Co-Primary Investigator, National Science Foundation, Robert Noyce Research Grant,
Track 4 grant- Sufficient Compensation for Retention and Equity (SCORE), 2020-2025;
$799,815. With SCORE, we seek to understand how high-need schools succeed in retaining
STEM teachers. SCORE applies a mixed-methods research design exploring two overarching
research questions: (1) what influences STEM teacher retention in high-need schools
and (2) how does compensation encourage STEM teachers to stay? We have developed datasets
including teacher pay scales and benefits negotiated in collective bargaining agreements;
individual teacher certification, salary, and employment records over two decades;
and district, school, and community characteristics for all teachers and schools in
Alaska. We are developing models that use the data we have compiled to predict turnover,
and will conduct case studies in schools that realize better-than-expected STEM teacher
retention.
Principal Investigator, Arctic Futures Makers Project, 2015-2016; $51,250. Designed,
coordinated and facilitated two-day scenarios workshop with high school students from
all ten villages of the Northwest Arctic Borough (NWAB), Alaska. Produced and presented
reports, with student-participants, to the community and councils of Kotzebue and
NWAB.
In my research, I research the role of education in community resilience. Specifically,
how different modes of learning and success can be facilitated in rural and largely
Indigenous communities. Many varied factors impact students’ lives during the high
school years so that success in schooling outcomes cannot be used as the sole educational
predictor in assessing a community’s resilience.
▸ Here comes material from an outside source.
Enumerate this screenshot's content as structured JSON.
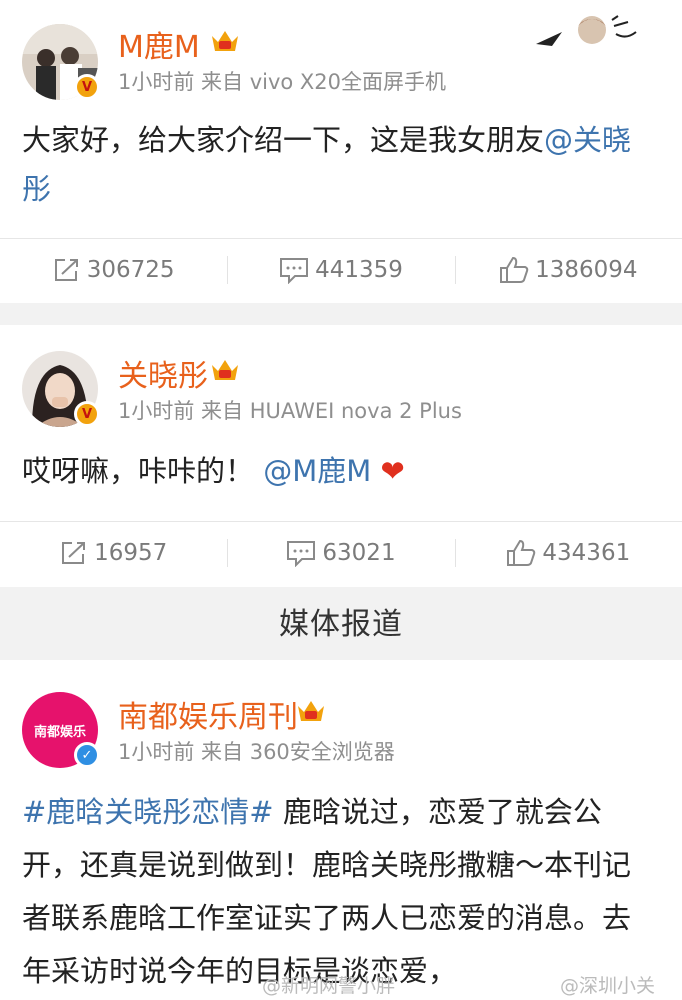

I am considering resilience as a
community’s ability to rebound in the face of perturbations. In Alaska, as well as
across the Arctic, changes related to climate and resource exploitation, as well as
historical and present culture shifts and dynamics related to modernization, add to
the pressures of remote communities. For such communities learning among youth is
generally in two modes – one considered Indigenous and primarily grounded in Indigenous
knowledge, culture, languages, land, connectedness, and subsistence practices. The
second is the Western mode of education that takes place in a public school system.
The dislocation of youth in communities has paralleled a decrease in high school graduation
rates partly because these two modes of learning remain disconnected. This context
is further problematized by a rapidly changing climate in the North that challenges
the knowledge of elders and others with traditional knowledge concerning the land
and seascapes.
In brief, my research is directed at understanding the role of rural schools in regional
resilience in Arctic Alaska and more specifically: (1) How do schools serve as a
tool of governance and what does this mean for rural, largely Indigenous communities?
(2) What would be the best method to help communities deliberate about the future
of community resilience, in particular the role educational practices play? (3) How
might communities draw on both Indigenous and Western modes of learning to plan for
the future and create capacity for successful lives of the youth as integral parts
of community resilience?
My research has included qualitative interviewing and conducting scenarios development
workshops, honing these skills and expertise through my work with the Northern Alaska
Scenarios Project and the Arctic Futures Makers project. This development and refinement
will likely continue in my role as a research contributor and scenarios development
workshop coordinator with the recently funded National Science Foundation, Robert
Noyce Research Grant, Track 4 grant- Sufficient Compensation for Retention and Equity
(SCORE), 2020-2025, researching teacher retention and mobility, as well as the factors
impacting these aspects across the state of Alaska. I think the connections and collaborations
possible amongst Arctic communities could be impactful and lead to greater understanding
and adaptation in educational systems, and therefore sustainability in circumpolar
communities. I think the connections and collaborations possible amongst Arctic communities
could be impactful and lead to greater understanding and adaptation in educational
systems, and therefore sustainability in circumpolar communities.
I am passionate about each and every student in our school systems having the opportunities
and resources to reach their full potential. I am passionate about play, about love,
about Humanity and how we present and treat each other on this Earth. I am passionate
about legacy. I am passionate about leaving this place better than when I found it
and each day becoming better than when I woke up. I'm passionate about being fuller
everyday in a world where openness can sometimes seem like a very far off place. I'm
passionate about people: the people I care about, the people I know, and the people
I will never meet. I'm passionate about sport, play, and fun: Go ‘Stros, Go Dodgers,
Go Trojans. I'm passionate about sharing that love of sport with my son, Wulfric.
I'm passionate about teaching, learning, education, growing, and the pursuit of lifelong
learning, recognizing the luxury of what that is and that all folks don't have access
to the luxury of lifelong learning when working just to survive. I'm passionate about
recognizing my privilege and power and using those to leverage and to amplify other
human beings to realize the potential and success that they would like to realize.